Submission deadline for extended abstracts: May 28th AoE

See submission instructions below.


This workshop builds on the legacy of four successful iterations of the "Workshop on The Bright and Dark Sides of Computer Vision: Challenges and Opportunities for Privacy and Security" that we organized at CVPR 2017, CVPR 2018, and CVPR 2019, and ECCV 2020. Since then, privacy and security topics have seen increased attention in the main venue. Hence, we aim at broadening the scope of this workshop with a new focus on the socio-technical impact of computer vision and pattern recognition (CVPR), societal acceptance of this technology, legal aspects, fairness, ethics, and privacy, as well as accessibility in the context of 'FAIR' principles and open science While we continue to invite technical contributions, an important aspect of the proposed format is to establish an interdisciplinary platform to bring technical expertise together with expertise from law, sociology, and application domains. We see this workshop as an opportunity to complement the current portfolio of workshops with a platform to reach across disciplines -- connecting researchers and ideas that otherwise would not meet. In particular, as technology dominates our daily lives, discrimination and misuse of technology can have a disparate impact on marginalized populations we believe there is a need for a workshop that not only asks "what can be done?" but also "what should be done?". We hope this workshop can contribute to a discussion on responsible research and disclosure of technology that is informed and considerate about utility, potential harm and dual-use.

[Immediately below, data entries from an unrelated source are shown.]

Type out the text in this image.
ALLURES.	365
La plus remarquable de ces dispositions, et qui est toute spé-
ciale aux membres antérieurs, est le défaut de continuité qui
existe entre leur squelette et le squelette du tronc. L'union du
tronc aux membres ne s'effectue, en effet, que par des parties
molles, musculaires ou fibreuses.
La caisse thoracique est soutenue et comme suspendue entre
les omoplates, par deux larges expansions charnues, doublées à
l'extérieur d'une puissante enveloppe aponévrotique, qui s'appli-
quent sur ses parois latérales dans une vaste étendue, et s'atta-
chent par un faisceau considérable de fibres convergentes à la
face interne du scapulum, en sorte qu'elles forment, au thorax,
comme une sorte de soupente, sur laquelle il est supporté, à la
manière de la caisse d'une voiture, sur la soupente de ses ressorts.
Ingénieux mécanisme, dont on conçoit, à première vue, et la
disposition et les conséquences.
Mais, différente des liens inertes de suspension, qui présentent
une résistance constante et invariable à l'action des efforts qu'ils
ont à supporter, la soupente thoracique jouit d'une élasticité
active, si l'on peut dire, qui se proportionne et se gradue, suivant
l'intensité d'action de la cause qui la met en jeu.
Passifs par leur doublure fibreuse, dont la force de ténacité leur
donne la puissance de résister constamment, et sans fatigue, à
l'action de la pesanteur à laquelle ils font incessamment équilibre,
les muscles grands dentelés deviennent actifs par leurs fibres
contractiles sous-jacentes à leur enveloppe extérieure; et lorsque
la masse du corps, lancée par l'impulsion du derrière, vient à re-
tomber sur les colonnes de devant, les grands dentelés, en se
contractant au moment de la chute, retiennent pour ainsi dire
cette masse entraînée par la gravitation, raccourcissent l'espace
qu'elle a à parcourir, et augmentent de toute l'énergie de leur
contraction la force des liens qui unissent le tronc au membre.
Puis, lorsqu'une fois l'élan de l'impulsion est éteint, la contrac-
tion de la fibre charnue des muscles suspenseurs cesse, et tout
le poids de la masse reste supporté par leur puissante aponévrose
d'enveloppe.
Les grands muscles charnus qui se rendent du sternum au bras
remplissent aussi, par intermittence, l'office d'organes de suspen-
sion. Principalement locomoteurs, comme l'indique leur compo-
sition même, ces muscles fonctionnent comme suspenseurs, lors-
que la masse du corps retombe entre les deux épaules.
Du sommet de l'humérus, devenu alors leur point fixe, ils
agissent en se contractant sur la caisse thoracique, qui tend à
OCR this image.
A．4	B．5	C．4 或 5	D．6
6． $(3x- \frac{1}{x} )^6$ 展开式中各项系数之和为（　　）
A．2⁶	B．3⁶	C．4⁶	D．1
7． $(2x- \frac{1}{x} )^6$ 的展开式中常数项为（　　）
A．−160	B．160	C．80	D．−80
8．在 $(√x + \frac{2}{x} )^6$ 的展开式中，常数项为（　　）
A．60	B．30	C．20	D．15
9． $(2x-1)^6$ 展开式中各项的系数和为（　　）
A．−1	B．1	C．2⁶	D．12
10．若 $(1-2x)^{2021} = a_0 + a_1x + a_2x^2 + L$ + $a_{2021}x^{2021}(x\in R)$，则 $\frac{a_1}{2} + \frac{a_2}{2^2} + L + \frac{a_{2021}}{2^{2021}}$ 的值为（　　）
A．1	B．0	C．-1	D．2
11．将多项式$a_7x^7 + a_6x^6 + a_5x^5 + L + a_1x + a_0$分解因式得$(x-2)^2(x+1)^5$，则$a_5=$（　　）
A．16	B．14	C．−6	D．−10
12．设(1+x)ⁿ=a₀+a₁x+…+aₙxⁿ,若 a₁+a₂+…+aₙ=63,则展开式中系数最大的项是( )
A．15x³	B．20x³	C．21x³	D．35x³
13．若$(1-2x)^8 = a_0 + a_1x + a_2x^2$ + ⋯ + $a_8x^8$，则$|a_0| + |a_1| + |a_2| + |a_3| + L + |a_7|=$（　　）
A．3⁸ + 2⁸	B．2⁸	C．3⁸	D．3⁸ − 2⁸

The topic is timely given the backdrop of decades of research in lab settings, computer vision, pattern recognition and machine learning finally starting to "work" in the real world, and cameras are now integrated into many consumer devices (smartphones, tablets, gaming platforms, intelligent home assistants, home security systems, autonomous vehicles, wearable cameras, etc.). These advances have unleashed computer vision for everyday use, making vision applications mainstream. However, this success has also led to several overlooked consequences for information privacy and security. These concerns will only continue to grow as cameras are increasingly integrated into wearable and other pervasive computing devices in the next few years. This workshop will provide a forum for the community to start discussions on how to address these challenges in the future.

Topics that will be covered

  • Privacy
  • Data authenticity
  • Protection of Intellectual Property
  • Law
  • Safety & Attacks
  • Liability
  • Fairness
  • Ethics
  • Sociology
  • Economics
  • FAIR principles and Open Science


David Crandall

David Crandall
Indiana University

Mario Fritz

Mario Fritz
CISPA Helmholtz Center for Information Security

Apu Kapadia

Apu Kapadia
Indiana University

Vitaly Shmatikov

Vitaly Shmatikov
Cornell Tech

Submission Instructions

Extended abstracts about preliminary, ongoing or published work should be up to 2 pages (including references). Extended abstracts will be archived on this website.

Author Instructions

All submissions should be anonymized and will undergo double-blind peer review. Papers and abstracts must be formatted according to the CVPR guidelines and submitted via the CMT website Accepted submissions will be invited for oral or poster presentation at the workshop.